Mompox may sound like something you need to inoculate your children against, but in fact it’s a stunningly humid and attractive old town that sits on the bank of the Rio Magdalena in Colombia. It’s one of those languid country places left behind by history and modernity, a victim of progress, as railways and river transport become a thing of the past.
I wanted to come 18 years ago on my first trip to Colombia. For centuries Mompox acted as a midway staging post for pirogues and sampans ferrying people and goods from the port city of Cartagena to Honda, from where the journey up to Bogotá in the mountains would be completed on mules.
Back in 1999 it seemed that there was still river transport from Honda to Mompox.

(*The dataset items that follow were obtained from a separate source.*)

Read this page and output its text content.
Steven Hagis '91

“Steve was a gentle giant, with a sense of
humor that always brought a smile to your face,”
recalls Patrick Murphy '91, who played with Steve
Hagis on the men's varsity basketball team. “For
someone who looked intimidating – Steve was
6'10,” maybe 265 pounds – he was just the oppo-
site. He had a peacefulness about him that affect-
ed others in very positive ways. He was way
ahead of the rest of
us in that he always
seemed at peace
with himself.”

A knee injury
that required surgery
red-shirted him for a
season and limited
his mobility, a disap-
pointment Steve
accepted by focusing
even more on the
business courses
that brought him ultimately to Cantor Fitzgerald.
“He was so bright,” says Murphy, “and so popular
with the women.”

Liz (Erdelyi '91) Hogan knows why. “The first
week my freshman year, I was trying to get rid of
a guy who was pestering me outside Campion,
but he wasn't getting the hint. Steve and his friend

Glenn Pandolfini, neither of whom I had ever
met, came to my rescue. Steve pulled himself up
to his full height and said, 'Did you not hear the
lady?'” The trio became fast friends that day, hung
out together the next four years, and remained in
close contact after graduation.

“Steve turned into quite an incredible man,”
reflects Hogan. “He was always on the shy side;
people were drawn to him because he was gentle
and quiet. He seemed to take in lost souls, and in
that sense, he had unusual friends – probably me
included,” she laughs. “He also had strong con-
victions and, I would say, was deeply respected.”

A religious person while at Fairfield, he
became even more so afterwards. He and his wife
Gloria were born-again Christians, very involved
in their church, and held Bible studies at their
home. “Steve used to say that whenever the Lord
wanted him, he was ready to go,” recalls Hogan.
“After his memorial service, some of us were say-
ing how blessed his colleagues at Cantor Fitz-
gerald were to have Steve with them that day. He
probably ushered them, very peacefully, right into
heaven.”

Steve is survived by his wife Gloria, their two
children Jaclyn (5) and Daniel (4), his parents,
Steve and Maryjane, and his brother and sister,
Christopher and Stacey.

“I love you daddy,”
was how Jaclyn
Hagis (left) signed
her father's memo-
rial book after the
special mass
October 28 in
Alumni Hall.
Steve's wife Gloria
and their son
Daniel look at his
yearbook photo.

Before I ever set foot in Latin America, I’d read “One Hundred Years Of Solitude” and “Love In The Time Of Cholera” by Gabriel García Márquez and dreamed of journeying down the Rio Magdalena. However, that was a time before so much information was available at a click of Google, so I was a little unprepared. I hadn’t realised that so much of the country was off limits due to guerilla activity, in particular huge stretches of the river.
Almost two decades on travel is safe, but sadly river transport has virtually died out, so I had to catch a bus from Bucamaranga. The journey took about eight hours and the scenery was impressive as we descended from the low mountains of the Andes to the steaming hot plains and farmlands surrounding the river. The sun was setting, casting glorious shades of red, as we crossed over what looked like a new bridge on our way into Mompox and I got my first sighting of the river.
There’s not a huge amount to do apart from wander the cobbled streets, admiring the colonial buildings and churches, many of which have been restored. It’s oppressively hot and the streets empty during the heat of the day. In the evening locals eschew television in favour of moving their chairs out onto the street in front of their homes. They talk to passersby and listen to old ballads from the 50s.
I was keen to get out onto the river and luckily there are boat trips organised every day leaving at 3pm which take you along the Magdalena and then into the narrow channels of the Ciénaga de Pijiño. This is a kind of wetlands where you can see hundreds of herons and white egrets as well as huge lizards and local fishermen casting their nets.
For years Mompox has been stuck in a time warp, but things are changing. Restaurants are opening and there are some good places to stay, but it remains a laid back place that hasn’t yet succumbed to mass tourism. It’s a good idea to come now, before it becomes too overdeveloped.